One of the oldest institutions in the world, the Royal Mint began producing coins for England, and eventually Great Britain, more than 1,100 years ago. The mint also produces and exports coins for other countries, as well as military medals, and other products for the British government. The Royal Mint has been witness to the legendary kings and queens, political upheavals, social and governmental progress, and scientific and technological breakthroughs.

The minting of coins began in England around the end of the second century B.C. Around A.D. 650, coins were made by craftsmen called “moneyers” in London. In 886, during the reign of Alfred the Great, the London Mint was designated to be a single institution, though there were many other mints in operation around this time. In 1279 the London Mint was moved to the Tower of London where it remained for the next 500 years. Famed physicist Sir Isaac Newton was the Warden of the Mint in 1696 and as such was responsible for investigating cases of counterfeiting. Three years later he was made Master of the Mint, until his death in 1727, and was responsible for moving England from the Silver standard to the Gold standard in 1717.

The Royal Mint had outgrown its home in the Tower of London so during the 18th century the rickety wooden shacks the mint occupied were rebuilt to accommodate mechanized and rolling mills and coining presses and provide more space. Soon, however, the mint outgrew this new location and in 1809, the mint moved from the Tower of London to an adjacent site in East Smithfield called Tower Hill. By 1899, the Royal Mint was striking 100 million coins a year.

In 1967 it was announced that mint would move from its location at Tower Hill to Llantrisant, Wales, following Parliament’s decision to decimalize currency and in 1968 the first coins were officially struck by Her Majesty Queen Elizabeth II at the new location in Wales. In 1986, the Royal Mint celebrated 11 centuries of continuous minting. In 2009, the Royal Mint was vested into a government-owned company to provide greater operating and commercial freedom.

One unique aspect of the Royal Mint is a procedure known as the Trial of the Pyx, dates back to 1282 and ensures newly-minted coins meet required government standards.

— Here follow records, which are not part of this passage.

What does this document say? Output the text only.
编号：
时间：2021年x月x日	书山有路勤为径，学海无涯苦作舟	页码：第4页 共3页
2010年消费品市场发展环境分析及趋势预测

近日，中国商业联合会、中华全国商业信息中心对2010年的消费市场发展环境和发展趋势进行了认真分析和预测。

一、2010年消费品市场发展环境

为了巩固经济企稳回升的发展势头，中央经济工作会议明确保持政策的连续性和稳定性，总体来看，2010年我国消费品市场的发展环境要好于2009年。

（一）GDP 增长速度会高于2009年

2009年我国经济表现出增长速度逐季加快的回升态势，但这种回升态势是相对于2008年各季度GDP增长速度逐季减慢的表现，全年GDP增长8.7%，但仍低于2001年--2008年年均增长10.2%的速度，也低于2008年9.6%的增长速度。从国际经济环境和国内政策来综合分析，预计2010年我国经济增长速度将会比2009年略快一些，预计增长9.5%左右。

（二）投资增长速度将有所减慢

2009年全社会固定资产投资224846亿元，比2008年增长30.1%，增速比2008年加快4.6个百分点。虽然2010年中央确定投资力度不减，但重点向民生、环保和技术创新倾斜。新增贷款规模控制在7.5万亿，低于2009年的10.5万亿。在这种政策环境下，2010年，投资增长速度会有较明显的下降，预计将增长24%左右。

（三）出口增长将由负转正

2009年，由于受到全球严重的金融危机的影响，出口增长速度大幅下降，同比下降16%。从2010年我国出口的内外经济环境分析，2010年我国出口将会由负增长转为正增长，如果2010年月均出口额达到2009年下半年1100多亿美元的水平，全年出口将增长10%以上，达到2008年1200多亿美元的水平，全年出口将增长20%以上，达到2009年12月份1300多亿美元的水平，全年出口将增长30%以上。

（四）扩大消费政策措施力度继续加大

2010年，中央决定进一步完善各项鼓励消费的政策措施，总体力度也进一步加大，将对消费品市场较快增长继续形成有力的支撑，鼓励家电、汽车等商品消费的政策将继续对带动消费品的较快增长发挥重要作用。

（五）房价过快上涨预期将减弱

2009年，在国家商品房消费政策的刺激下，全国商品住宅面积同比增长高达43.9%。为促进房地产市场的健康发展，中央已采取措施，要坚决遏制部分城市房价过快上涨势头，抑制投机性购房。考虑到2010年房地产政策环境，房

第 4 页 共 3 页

The trials have been held once a each year since their inception and have changed very little over time. These trials are presided over by a judge with a jury of expert assayers and were held at the Palace of Westminster before they were moved to the modern-day site at the Hall of the Worshipful Company of Goldsmiths. The ceremony was so named after the boxwood chest in which coins were placed for presentation to the jury.